The information sector lost 11,000 jobs—double its average monthly loss over the prior year. Federal government employment fell by another 10,000, extending a decline that has erased more than 300,000 positions since October 2024.

The most telling number? Long-term unemployment—people jobless for 27 weeks or more—climbed by 400,000 to 1.9 million from 1.5 million a year ago. Translation: if you lose your job, finding a new one is getting much harder.

Even December's "good news" turned out to be fake. What was initially reported as a gain of 48,000 jobs was actually revised to a loss of 17,000. We're only learning now that December was a job-losing month disguised as progress.

The White-Collar Recession Nobody's Talking About

Professional and business services eliminated 30,000 positions in February alone. But here's the kicker: white-collar payrolls have now contracted for 29 consecutive months.

"It's clear that white-collar hiring has slowed and white-collar payrolls have contracted. This is incredibly unusual, going back 70, 80 years," says Aaron Terrazas, former chief economist at Glassdoor. "We have not seen this long of a contraction in white-collar jobs outside of a recession ever before."

Oracle's cuts are explicitly tied to its AI data center push—redirecting money from office workers to construction. It's a pattern playing out across corporate America: invest in AI, cut human payroll.

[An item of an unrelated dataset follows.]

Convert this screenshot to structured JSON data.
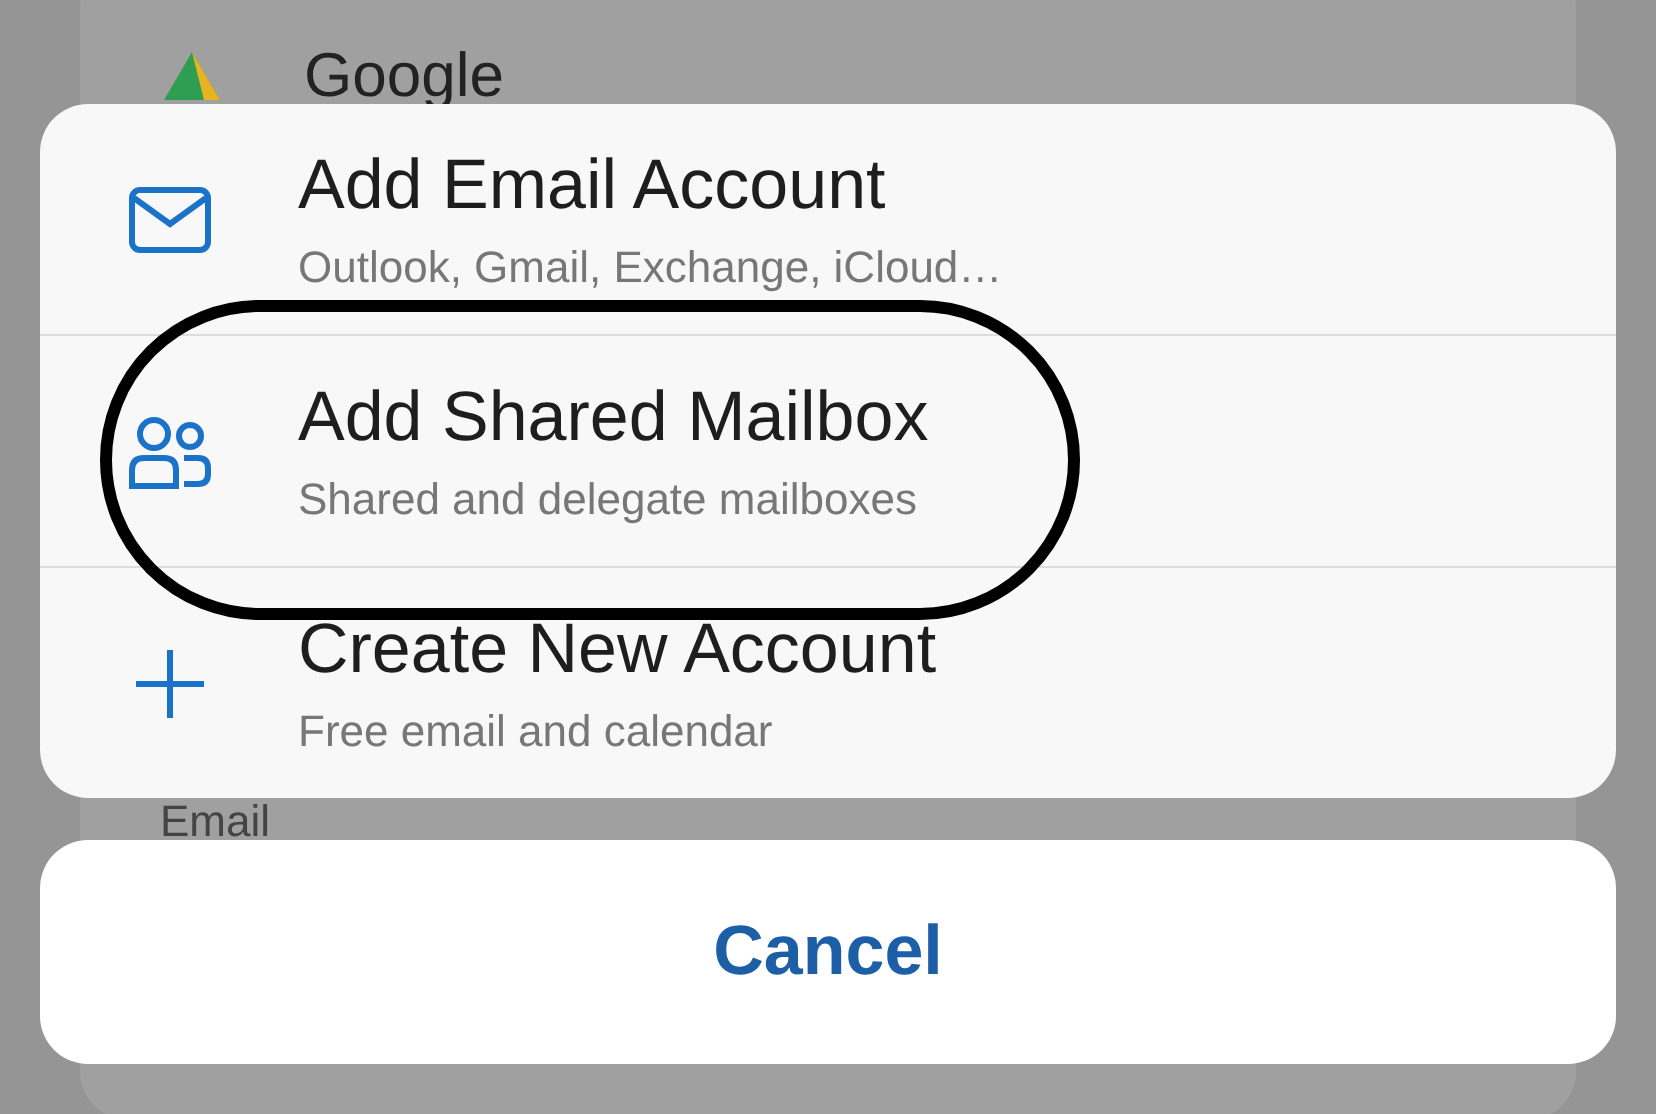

Why the Unemployment Rate Lies

That 4.4% unemployment rate sounds manageable, right? Wrong. Terrazas argues it's become less reliable as labor market slack increasingly shows up as underemployment and workforce exits rather than formal unemployment.

The real signals come from job postings and hiring rates—both depressed for months. "We're getting smoke signals in all of these different corners of the economy right now," Terrazas warns.

Consider this: if companies like Oracle and Morgan Stanley are cutting thousands while investing billions in AI, what does that say about the future of middle management and office work?

The AI Investment Paradox

Companies are spending record amounts on artificial intelligence while simultaneously cutting human workers. Oracle's strategy is explicit: redirect financial resources from corporate payrolls toward AI infrastructure. The productivity gains from AI aren't creating jobs fast enough to replace the ones being eliminated.

This isn't just about tech companies. The pattern extends across industries as businesses automate routine tasks and eliminate middle-management layers.

This content is AI-generated based on source articles. While we strive for accuracy, errors may occur. We recommend verifying with the original source.